Jon Harrop <use...@jdh30.plus.com> wrote: > It is, of course. And you'd be able to see the startup time on my graphs > were it not for the fact that it is negligible.
Jon,
I don't know what you're seeing, but I can tell you that you are definitely reaching the wrong conclusion. It can be easily demonstrated that the Java virtual machine does have a considerable startup time before reaching application code, on the order of 0.5 to 1.5 seconds. The exact time depends mainly on the amount of the core API used by an application, and the amount of actual application code. Your benchmarks are extremely low on both accounts, so you will probably see a startup time of about half a second or thereabouts. It's also the case that the JVM requires "warm up" time before it reaches full speed, and that the first time a piece of code gets run will not be the fastest.
How you react to this depends on what you are trying to measure. If you're testing the ability of Java to execute one-shot batch or command line applications that run and terminate in a relatively short period of time, then you should benchmark startup and cold runs just as you're doing. The _problem_ is when people attempt to extract from these results to more common problem spaces, such as long-running and user- interactive applications, where those particular performance factors are irrelevant or near to it.

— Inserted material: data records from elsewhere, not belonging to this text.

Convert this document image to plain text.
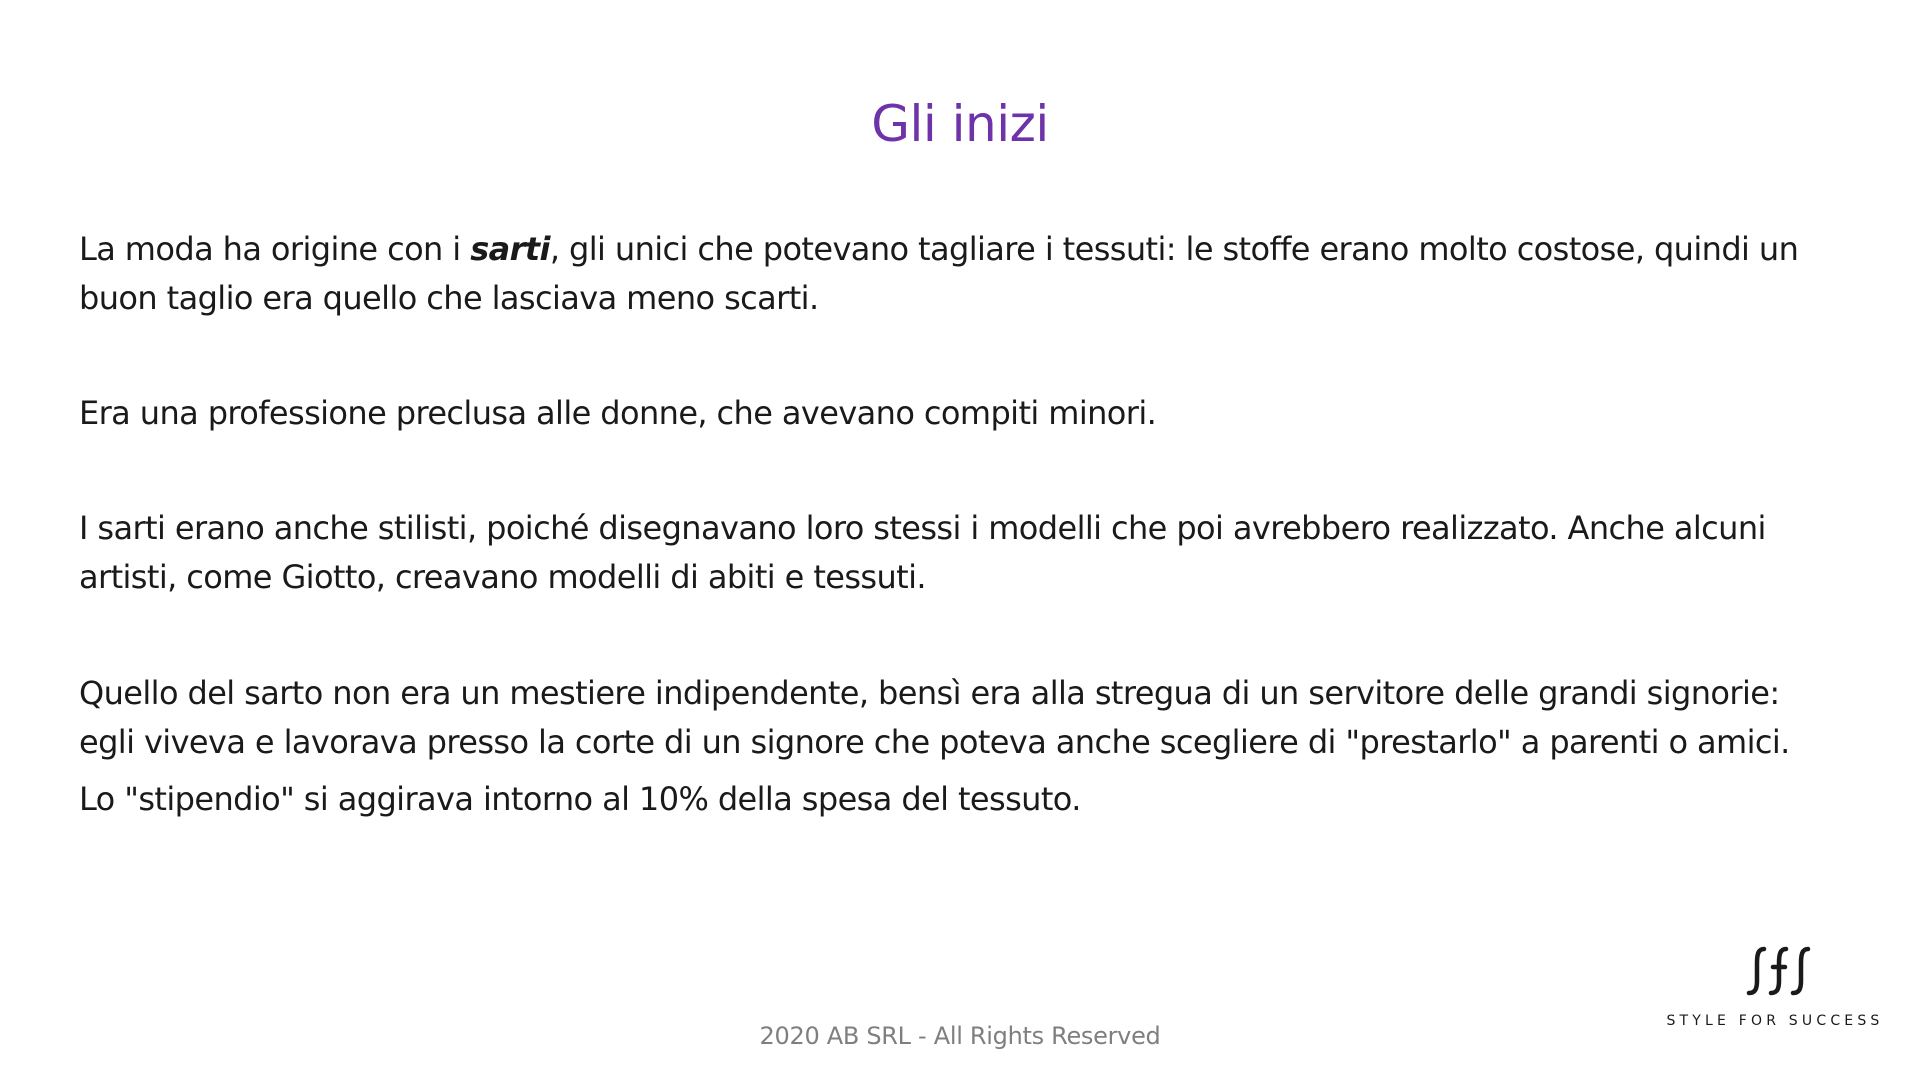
Gli inizi

La moda ha origine con i sarti, gli unici che potevano tagliare i tessuti: le stoffe erano molto costose, quindi un
buon taglio era quello che lasciava meno scarti.

Era una professione preclusa alle donne, che avevano compiti minori.

I sarti erano anche stilisti, poiché disegnavano loro stessi i modelli che poi avrebbero realizzato. Anche alcuni
artisti, come Giotto, creavano modelli di abiti e tessuti.

Quello del sarto non era un mestiere indipendente, bensì era alla stregua di un servitore delle grandi signorie:
egli viveva e lavorava presso la corte di un signore che poteva anche scegliere di "prestarlo" a parenti o amici.

Lo "stipendio" si aggirava intorno al 10% della spesa del tessuto.

2020 AB SRL - All Rights Reserved
STYLE FOR SUCCESS
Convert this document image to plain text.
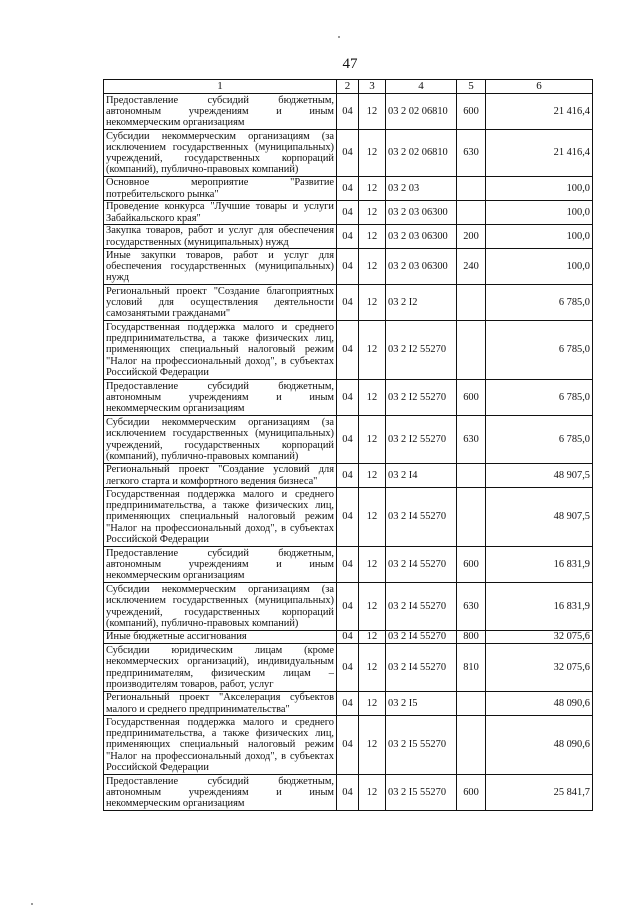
47
1	2	3	4	5	6
Предоставление субсидий бюджетным, автономным учреждениям и иным некоммерческим организациям	04	12	03 2 02 06810	600	21 416,4
Субсидии некоммерческим организациям (за исключением государственных (муниципальных) учреждений, государственных корпораций (компаний), публично-правовых компаний)	04	12	03 2 02 06810	630	21 416,4
Основное мероприятие "Развитие потребительского рынка"	04	12	03 2 03		100,0
Проведение конкурса "Лучшие товары и услуги Забайкальского края"	04	12	03 2 03 06300		100,0
Закупка товаров, работ и услуг для обеспечения государственных (муниципальных) нужд	04	12	03 2 03 06300	200	100,0
Иные закупки товаров, работ и услуг для обеспечения государственных (муниципальных) нужд	04	12	03 2 03 06300	240	100,0
Региональный проект "Создание благоприятных условий для осуществления деятельности самозанятыми гражданами"	04	12	03 2 I2		6 785,0
Государственная поддержка малого и среднего предпринимательства, а также физических лиц, применяющих специальный налоговый режим "Налог на профессиональный доход", в субъектах Российской Федерации	04	12	03 2 I2 55270		6 785,0
Предоставление субсидий бюджетным, автономным учреждениям и иным некоммерческим организациям	04	12	03 2 I2 55270	600	6 785,0
Субсидии некоммерческим организациям (за исключением государственных (муниципальных) учреждений, государственных корпораций (компаний), публично-правовых компаний)	04	12	03 2 I2 55270	630	6 785,0
Региональный проект "Создание условий для легкого старта и комфортного ведения бизнеса"	04	12	03 2 I4		48 907,5
Государственная поддержка малого и среднего предпринимательства, а также физических лиц, применяющих специальный налоговый режим "Налог на профессиональный доход", в субъектах Российской Федерации	04	12	03 2 I4 55270		48 907,5
Предоставление субсидий бюджетным, автономным учреждениям и иным некоммерческим организациям	04	12	03 2 I4 55270	600	16 831,9
Субсидии некоммерческим организациям (за исключением государственных (муниципальных) учреждений, государственных корпораций (компаний), публично-правовых компаний)	04	12	03 2 I4 55270	630	16 831,9
Иные бюджетные ассигнования	04	12	03 2 I4 55270	800	32 075,6
Субсидии юридическим лицам (кроме некоммерческих организаций), индивидуальным предпринимателям, физическим лицам – производителям товаров, работ, услуг	04	12	03 2 I4 55270	810	32 075,6
Региональный проект "Акселерация субъектов малого и среднего предпринимательства"	04	12	03 2 I5		48 090,6
Государственная поддержка малого и среднего предпринимательства, а также физических лиц, применяющих специальный налоговый режим "Налог на профессиональный доход", в субъектах Российской Федерации	04	12	03 2 I5 55270		48 090,6
Предоставление субсидий бюджетным, автономным учреждениям и иным некоммерческим организациям	04	12	03 2 I5 55270	600	25 841,7
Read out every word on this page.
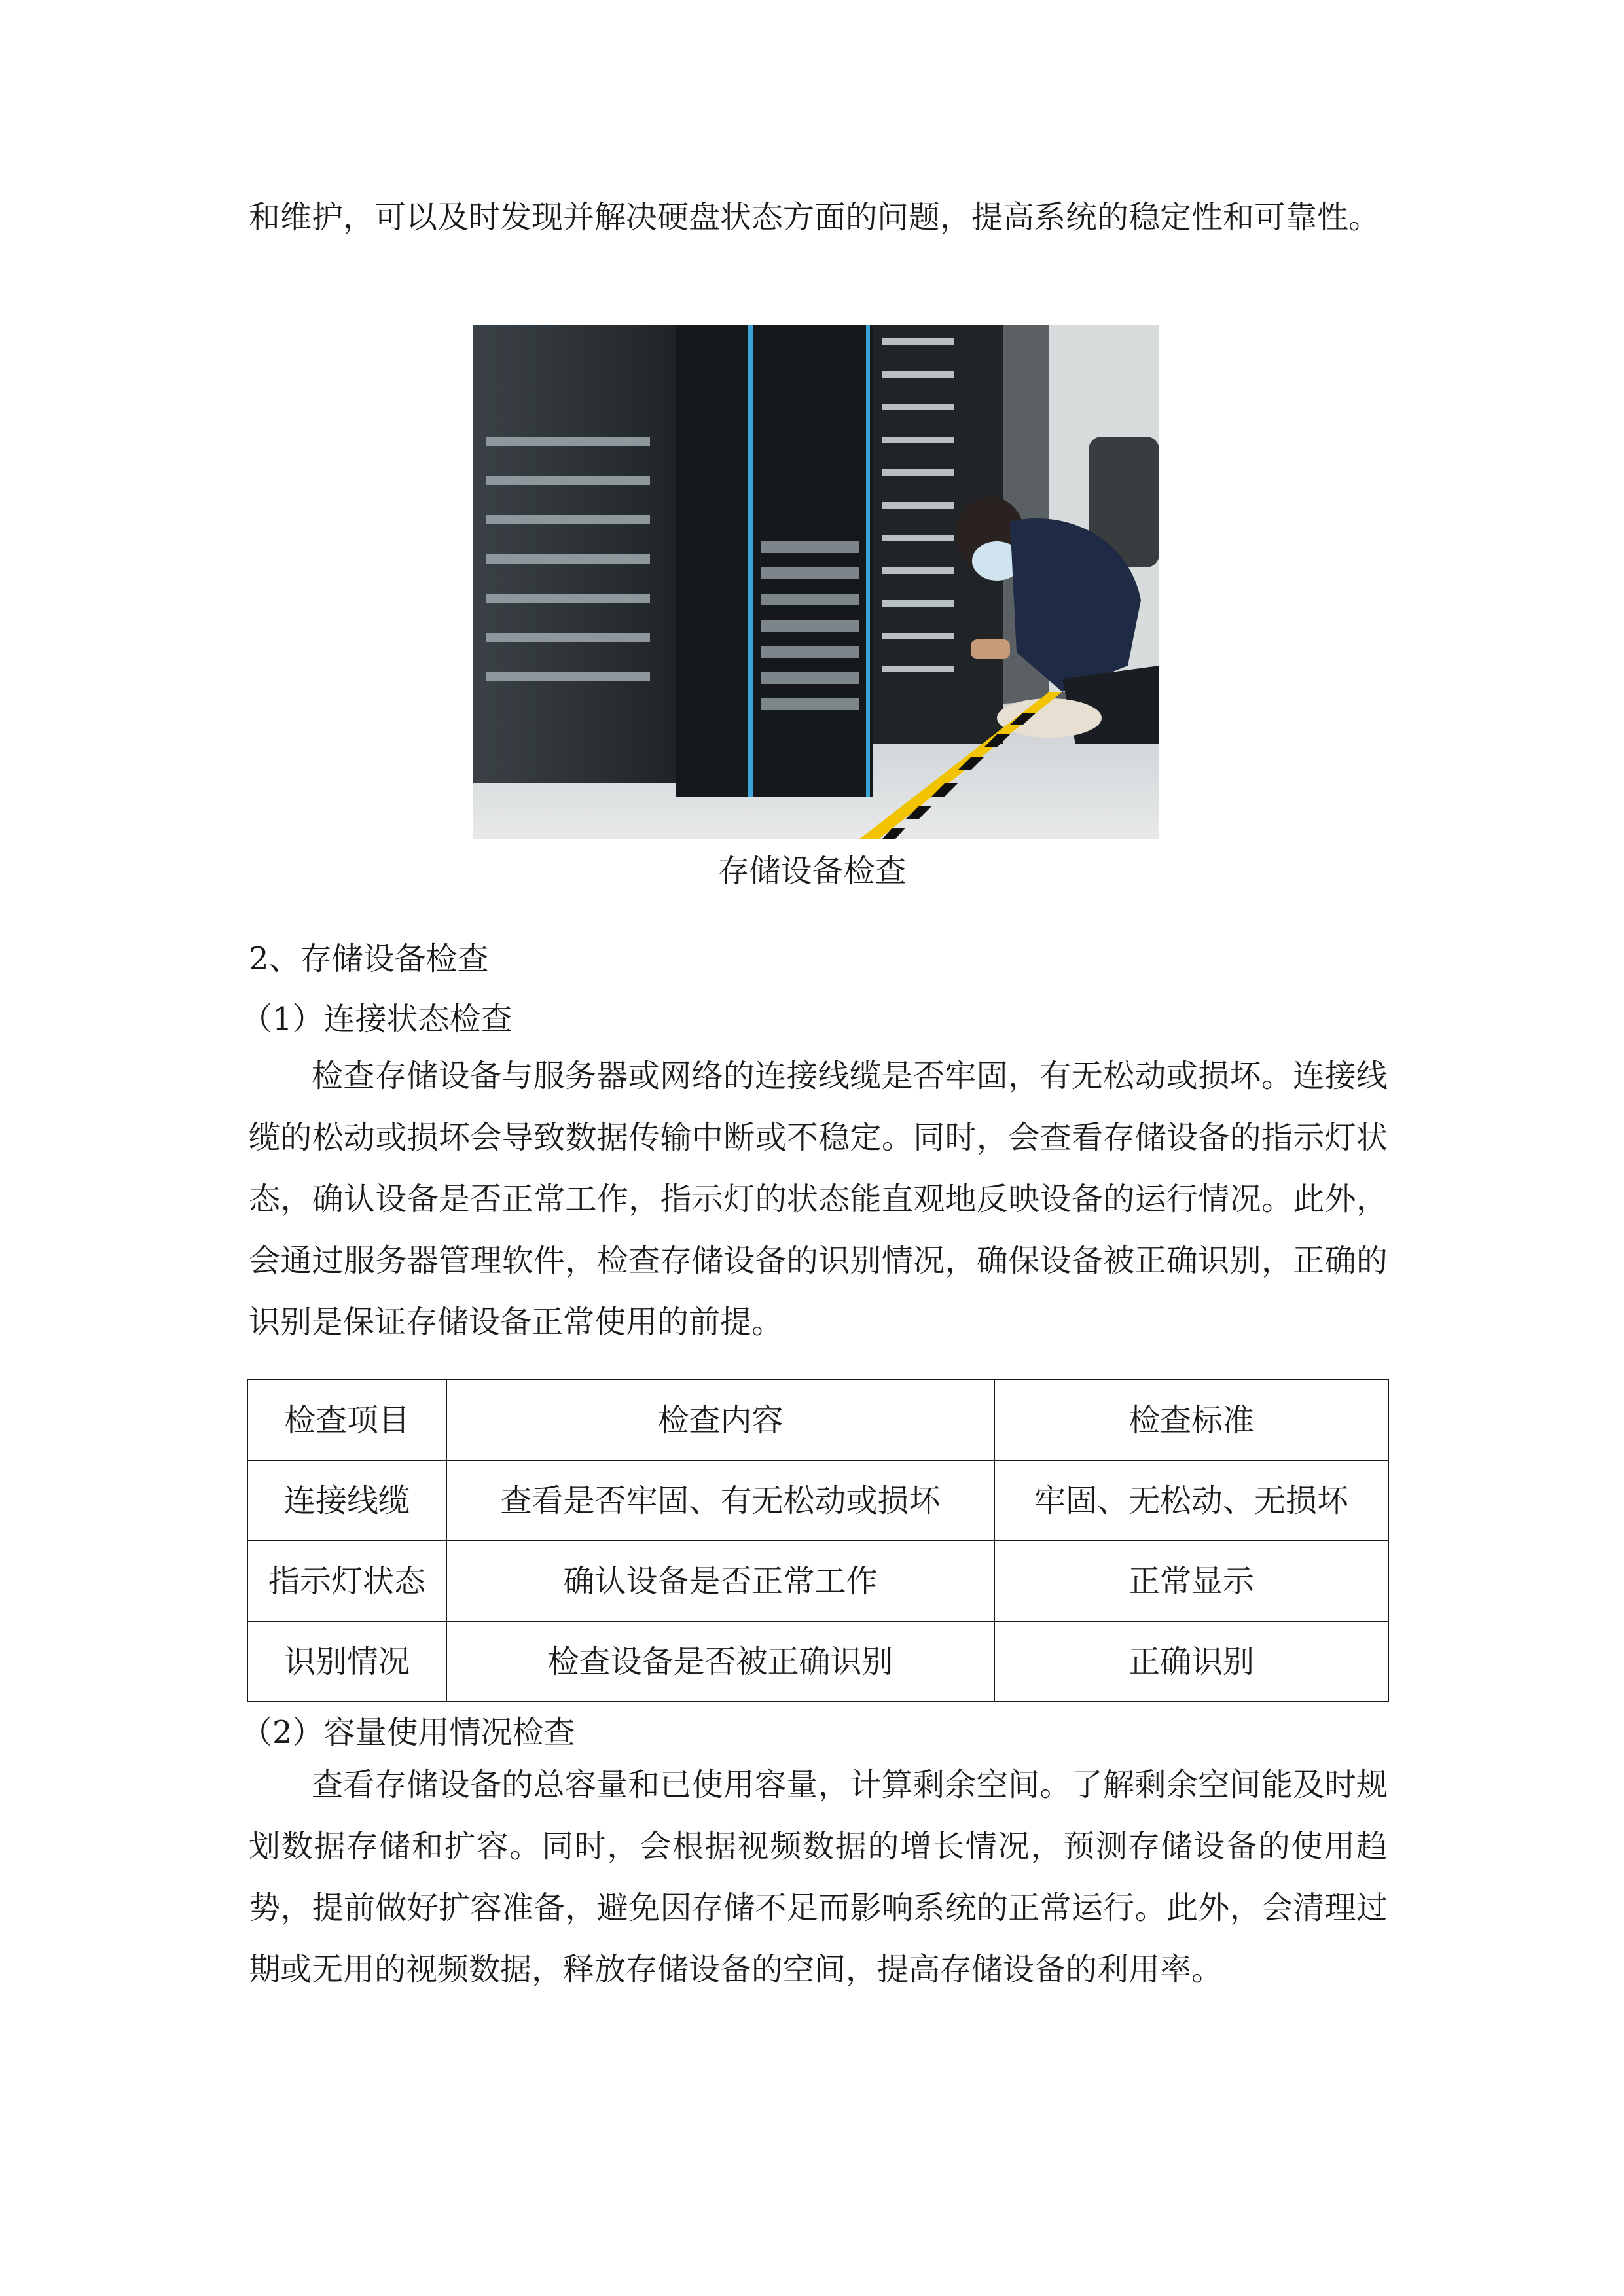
和维护，可以及时发现并解决硬盘状态方面的问题，提高系统的稳定性和可靠性。

存储设备检查

2、存储设备检查

（1）连接状态检查

检查存储设备与服务器或网络的连接线缆是否牢固，有无松动或损坏。连接线缆的松动或损坏会导致数据传输中断或不稳定。同时，会查看存储设备的指示灯状态，确认设备是否正常工作，指示灯的状态能直观地反映设备的运行情况。此外，会通过服务器管理软件，检查存储设备的识别情况，确保设备被正确识别，正确的识别是保证存储设备正常使用的前提。

检查项目	检查内容	检查标准
连接线缆	查看是否牢固、有无松动或损坏	牢固、无松动、无损坏
指示灯状态	确认设备是否正常工作	正常显示
识别情况	检查设备是否被正确识别	正确识别

（2）容量使用情况检查

查看存储设备的总容量和已使用容量，计算剩余空间。了解剩余空间能及时规划数据存储和扩容。同时，会根据视频数据的增长情况，预测存储设备的使用趋势，提前做好扩容准备，避免因存储不足而影响系统的正常运行。此外，会清理过期或无用的视频数据，释放存储设备的空间，提高存储设备的利用率。
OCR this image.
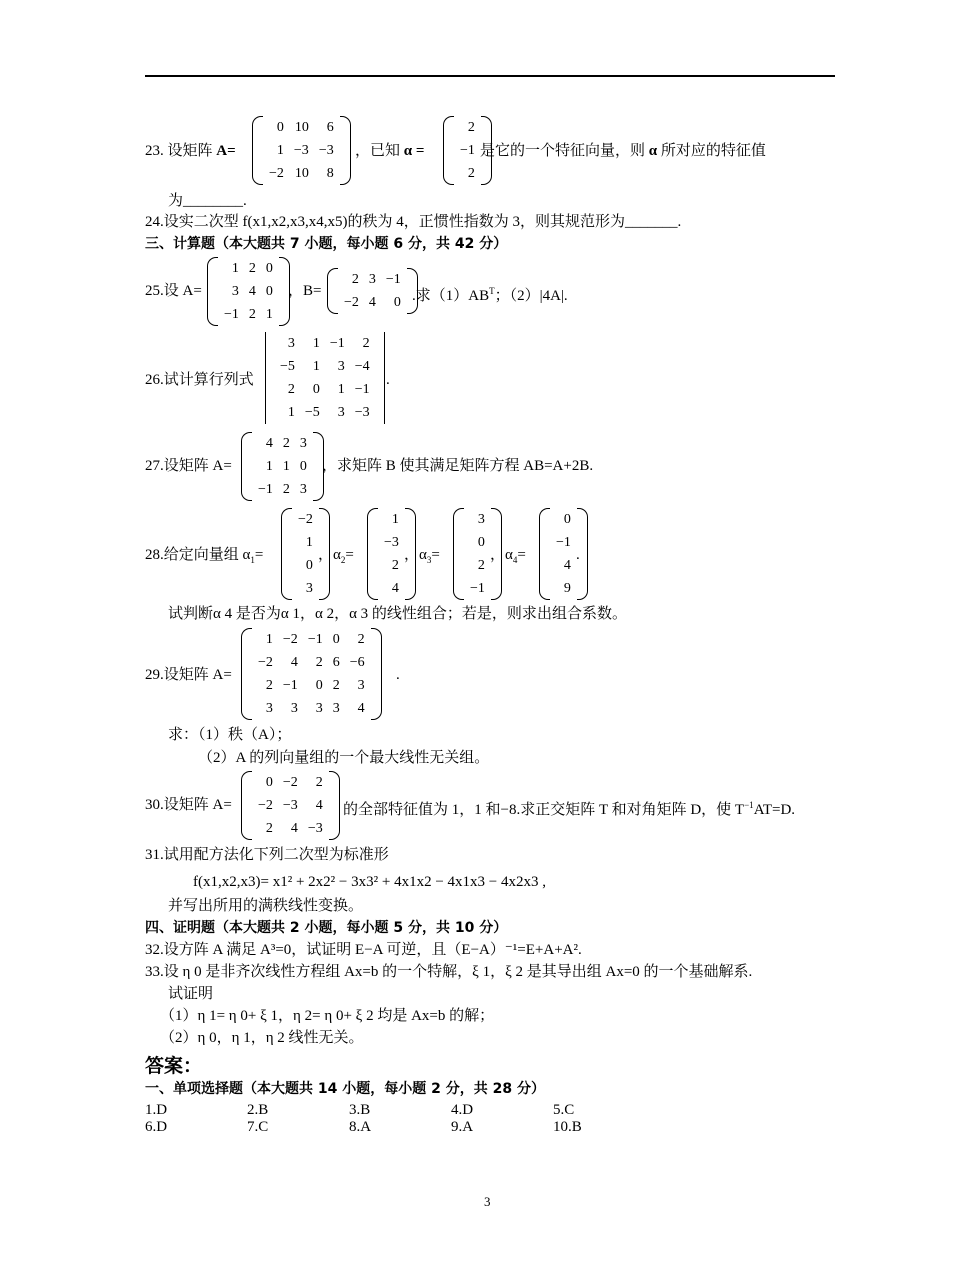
23. 设矩阵 A=
0	10	6
1	−3	−3
−2	10	8
，已知 α =
2
−1
2
是它的一个特征向量，则 α 所对应的特征值
为________.
24.设实二次型 f(x1,x2,x3,x4,x5)的秩为 4，正惯性指数为 3，则其规范形为_______.
三、计算题（本大题共 7 小题，每小题 6 分，共 42 分）
25.设 A=
1	2	0
3	4	0
−1	2	1
，B=
2	3	−1
−2	4	0 .求$(1)AB^T$；（2）|4A|.
26.试计算行列式
3	1	−1	2
−5	1	3	−4
2	0	1	−1
1	−5	3	−3
.
27.设矩阵 A=
4	2	3
1	1	0
−1	2	3
，求矩阵 B 使其满足矩阵方程 AB=A+2B.
28.给定向量组 $\alpha_1=$
−2
1
0
3
，$\alpha_2=$
1
−3
2
4
，$\alpha_3=$
3
0
2
−1
，$\alpha_4=$
0
−1
4
9
.
试判断α 4 是否为α 1，α 2，α 3 的线性组合；若是，则求出组合系数。
29.设矩阵 A=
1	−2	−1	0	2
−2	4	2	6	−6
2	−1	0	2	3
3	3	3	3	4
.
求：（1）秩（A）；
（2）A 的列向量组的一个最大线性无关组。
30.设矩阵 A=
0	−2	2
−2	−3	4
2	4	−3
的全部特征值为 1，1 和−8.求正交矩阵 T 和对角矩阵 D，使 $T^{-1}AT=D$.
31.试用配方法化下列二次型为标准形
f(x1,x2,x3)= x1² + 2x2² − 3x3² + 4x1x2 − 4x1x3 − 4x2x3 ,
并写出所用的满秩线性变换。
四、证明题（本大题共 2 小题，每小题 5 分，共 10 分）
32.设方阵 A 满足 A³=0，试证明 E−A 可逆，且（E−A）⁻¹=E+A+A².
33.设 η 0 是非齐次线性方程组 Ax=b 的一个特解，ξ 1，ξ 2 是其导出组 Ax=0 的一个基础解系.
试证明
（1）η 1= η 0+ ξ 1，η 2= η 0+ ξ 2 均是 Ax=b 的解；
（2）η 0，η 1，η 2 线性无关。
答案：
一、单项选择题（本大题共 14 小题，每小题 2 分，共 28 分）
1.D	2.B	3.B	4.D	5.C
6.D	7.C	8.A	9.A	10.B
3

Chris Smith wrote: > How you react to this depends on what you are trying to measure. If > you're testing the ability of Java to execute one-shot batch or command > line applications that run and terminate in a relatively short period of > time, then you should benchmark startup and cold runs just as you're > doing. The _problem_ is when people attempt to extract from these > results to more common problem spaces, such as long-running and user- > interactive applications, where those particular performance factors are > irrelevant or near to it.
Yes. I'm seeing 0.2s startup for Java. The OCaml and MLton run-times have no startup and seem to be well warmed up after 30s.
I should plot a graph of the running time for the languages vs scene complexity. That should give a better indication of whether or not Java's performance is heading in the right direction for bigger problems.